Sein minimalistischer Stil, der viele an langweiligen Fußball erinnerte und dabei doch so bärbeißig-komisch war, führten den gebürtigen Paderborner in Shows wie „Samstag Nacht“, als einzigen Komiker ins Vorprogramm der Rolling Stones und brachte ihm die „Goldene Europa“ im Bereich Comedy ein. Gut 20 Jahre später steht er immer noch auf der Bühne, und das Publikum mag ihn noch immer.
Im Kevelaer Bühnenhaus forderte der vollbesetzte Saal nach seiner letzten Nummer im Programm vehement eine Zugabe und zeigte sich begeistert von einem Künstler, der irgendwie der Gleiche geblieben ist – eben nur auf Höhe der Zeit. Und Hoffmann dankte es mit dem Dank an ein „super Publikum – das sage ich nicht immer.“
Hallo erstmal
Natürlich arbeitet Hoffmann noch immer mit seinem speziellen Elementen – gleich zur Begrüßung mit „Ja, hallo erstmal…“ oder dem Klassiker „Ich weiß nicht, ob Sie es schon wussten“, die beide heutzutage zum geflügelten Wortschatz gehören.

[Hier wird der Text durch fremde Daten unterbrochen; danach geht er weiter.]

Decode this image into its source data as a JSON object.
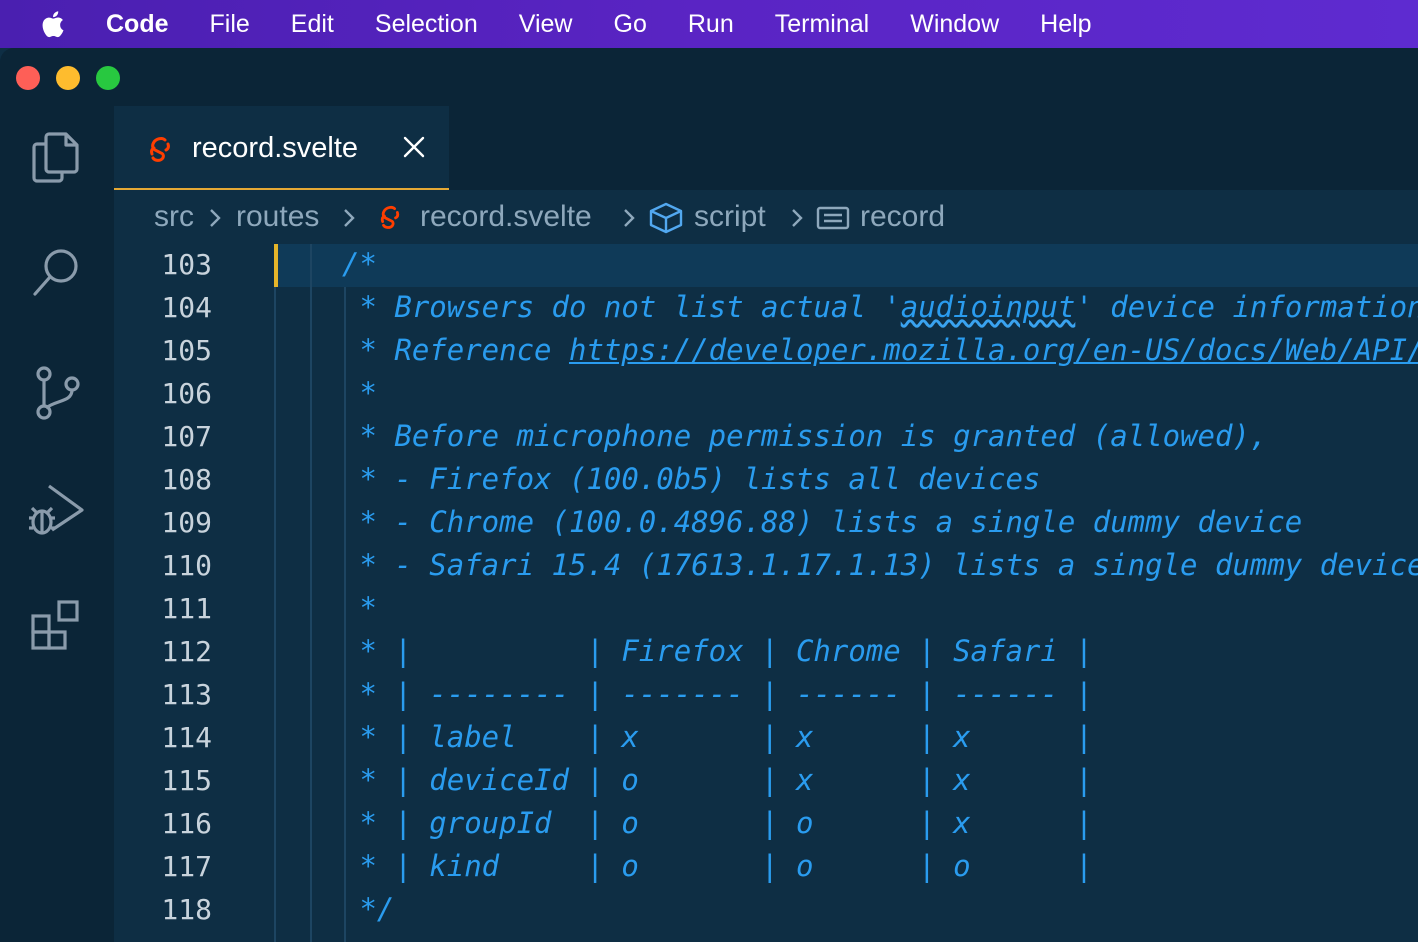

Und elegant ist es schon, zum Einstieg ein Gespräch mit einem Bekannten einzuflechten, dessen Traum es schon immer gewesen sei, nach Kevelaer zu kommen. Dieser sei „letztens in Australien bei Bekannten gewesen, die sagten: Wenn sie mal nach Europa kommen: Paris, London, Kevelaer.“
Dazu kommt dann noch die wissenschaftlich bewiesene Erkenntnis: „Lachen ist gesund“ – vor allem fürs Immunsystem. „Wer Allergie hat, das müsste so gegen 22 Uhr 15 weg sein“, sagte Hoffmann. Und es sei dabei nicht entscheidend, worüber man lacht: „Diese Erkenntnis hat die Karriere vieler meiner Kollegen erst möglich gemacht“, machte er selbstbewusst – oder vielleicht selbstironisch ? – klar.
Und so nahm er sich heraus, das visionäre Element von Häschenwitzen herauszustellen oder die inspirierende Wirkung von selbst gestalteten Witz-Trauerreden bei Beerdigungen.

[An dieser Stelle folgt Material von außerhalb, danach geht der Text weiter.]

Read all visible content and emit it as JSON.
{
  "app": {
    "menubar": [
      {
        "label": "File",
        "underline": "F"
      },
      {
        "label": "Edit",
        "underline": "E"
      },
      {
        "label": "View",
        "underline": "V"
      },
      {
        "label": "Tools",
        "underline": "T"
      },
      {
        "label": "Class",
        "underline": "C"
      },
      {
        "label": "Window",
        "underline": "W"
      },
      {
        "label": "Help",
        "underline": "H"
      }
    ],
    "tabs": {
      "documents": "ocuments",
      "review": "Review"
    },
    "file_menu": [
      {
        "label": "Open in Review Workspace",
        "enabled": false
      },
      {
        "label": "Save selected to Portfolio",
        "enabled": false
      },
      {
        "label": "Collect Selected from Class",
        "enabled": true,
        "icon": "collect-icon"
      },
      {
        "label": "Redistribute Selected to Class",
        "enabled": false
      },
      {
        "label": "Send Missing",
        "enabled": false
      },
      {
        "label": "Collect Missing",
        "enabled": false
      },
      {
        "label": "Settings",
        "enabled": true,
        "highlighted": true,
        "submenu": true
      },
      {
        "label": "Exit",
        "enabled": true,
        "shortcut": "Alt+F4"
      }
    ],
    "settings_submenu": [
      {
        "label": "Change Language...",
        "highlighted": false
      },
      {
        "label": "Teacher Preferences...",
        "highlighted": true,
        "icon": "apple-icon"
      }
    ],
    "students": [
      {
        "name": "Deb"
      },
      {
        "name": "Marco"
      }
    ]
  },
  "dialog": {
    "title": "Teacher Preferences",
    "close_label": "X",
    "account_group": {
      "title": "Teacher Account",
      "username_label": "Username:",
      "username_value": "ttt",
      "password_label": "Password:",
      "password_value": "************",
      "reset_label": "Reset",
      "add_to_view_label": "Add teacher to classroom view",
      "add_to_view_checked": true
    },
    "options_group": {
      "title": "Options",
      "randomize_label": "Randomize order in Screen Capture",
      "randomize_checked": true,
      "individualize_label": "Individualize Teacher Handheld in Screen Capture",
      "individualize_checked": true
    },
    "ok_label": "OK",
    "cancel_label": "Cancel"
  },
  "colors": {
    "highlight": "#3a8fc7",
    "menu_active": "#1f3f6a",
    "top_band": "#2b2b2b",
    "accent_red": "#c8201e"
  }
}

Hoffmann erzählte über den Urlaub mit Hans-Peter und Monika mit „laktosefreien Getreidecrackern“ am holländischen Campingplatz „ganz genau wie früher“ – wo das Hundeklo für Hund und Mensch daneben stand und das Fussballtor dahinter ohne Netz.

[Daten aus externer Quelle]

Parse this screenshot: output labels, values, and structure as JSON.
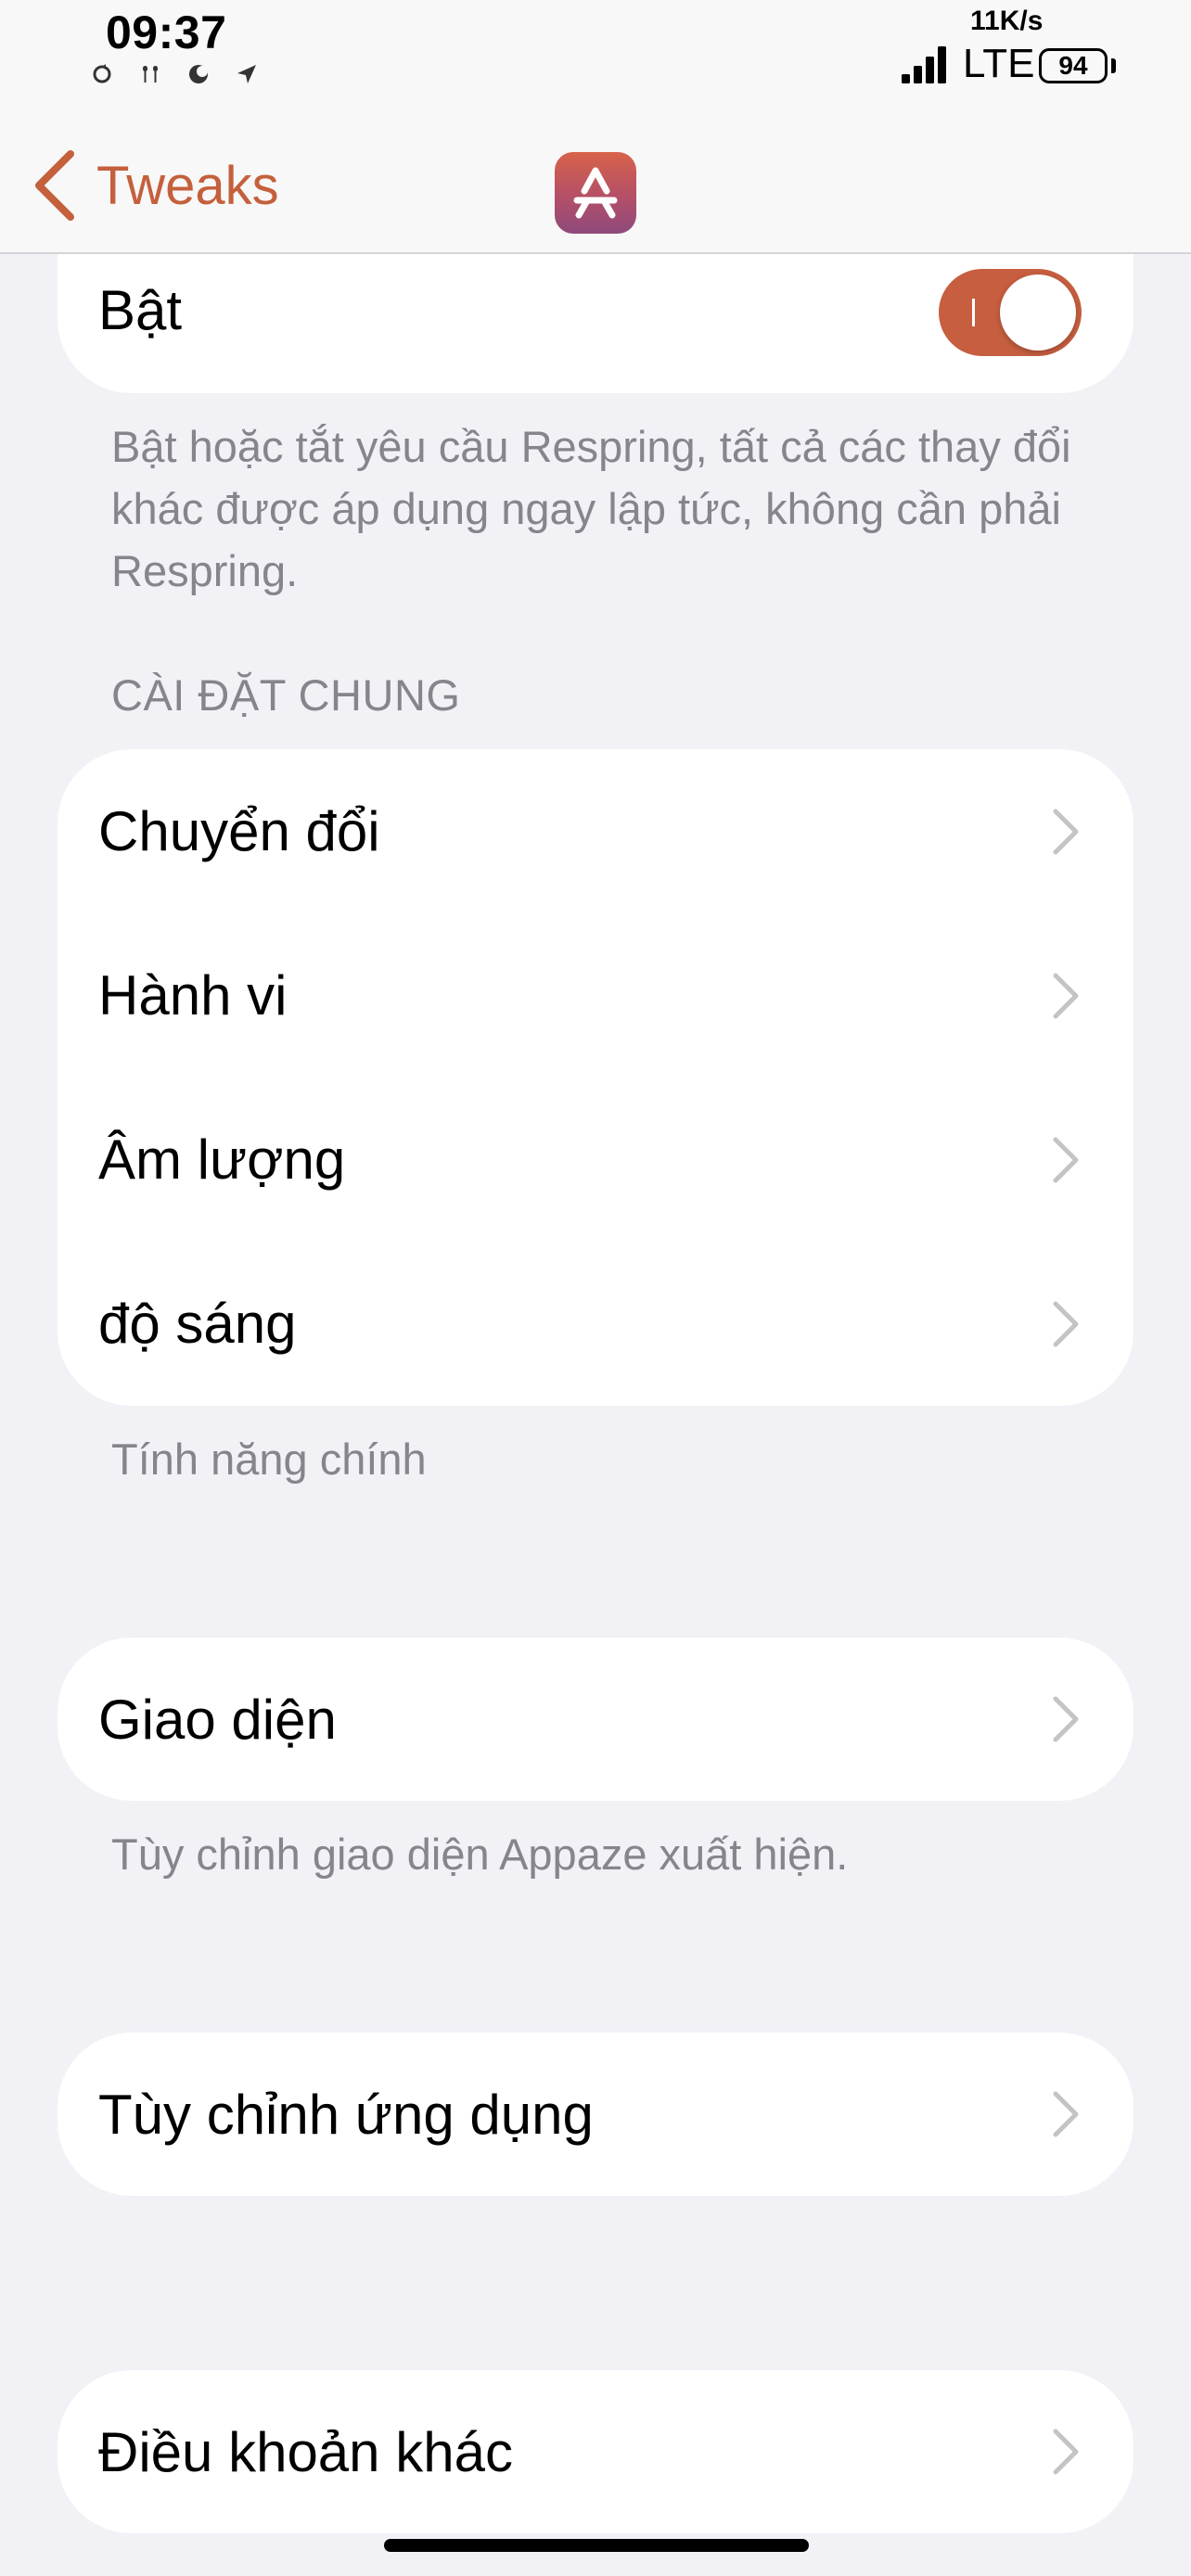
{
  "status_bar": {
    "time": "09:37",
    "network_speed": "11K/s",
    "network_type": "LTE",
    "battery": "94",
    "left_icons": [
      "sync-icon",
      "airpods-icon",
      "focus-moon-icon",
      "location-arrow-icon"
    ]
  },
  "nav": {
    "back_label": "Tweaks",
    "app_icon": "appaze-logo-icon",
    "accent_color": "#c65e3f"
  },
  "enable_section": {
    "toggle_label": "Bật",
    "toggle_on": true,
    "footer": "Bật hoặc tắt yêu cầu Respring, tất cả các thay đổi khác được áp dụng ngay lập tức, không cần phải Respring."
  },
  "general_section": {
    "header": "CÀI ĐẶT CHUNG",
    "items": [
      {
        "label": "Chuyển đổi"
      },
      {
        "label": "Hành vi"
      },
      {
        "label": "Âm lượng"
      },
      {
        "label": "độ sáng"
      }
    ],
    "footer": "Tính năng chính"
  },
  "appearance_section": {
    "item": "Giao diện",
    "footer": "Tùy chỉnh giao diện Appaze xuất hiện."
  },
  "app_custom_section": {
    "item": "Tùy chỉnh ứng dụng"
  },
  "other_terms_section": {
    "item": "Điều khoản khác"
  }
}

Hoffmann machte den Unterschied von früher und heute klar. Früher, „da gab´s noch Festnetz – was das ist, müsst ihr mal googeln“ und „da musste man sich richtig unterhalten – mit dem Mund“ und es gab einen Wortschatz, „der mehr umfasste als ,Gefällt mir‘ oder ,Gefällt mir nicht‘.“
Er philosophierte über Selbstoptimierung als „Religion des heutigen Lebens“: 80 Prozent der Deutschen sind mit dem Leben zufrieden, der Rest sind FC-Köln-Fans.“ Zumal selbst die Atomkraft ab 2022 kein Problem mehr sei – „wenn nicht grade in Belgien oder Frankreich so ein Ding hochgeht“ und der Atommüll erst nach drei Milliarden Jahren neutralisiert ist.“
Und er ironisierte am Klavier mit Gassenhauern wie „Die haben das Eimersaufen auf Mallorca verboten – was sind das denn nur für Vollidioten ?“ oder klavierrappend als „MC Obervollpfosten“ über den Sonderparkplatz für den SUV und den Wegfall der Kapitalertragssteuer.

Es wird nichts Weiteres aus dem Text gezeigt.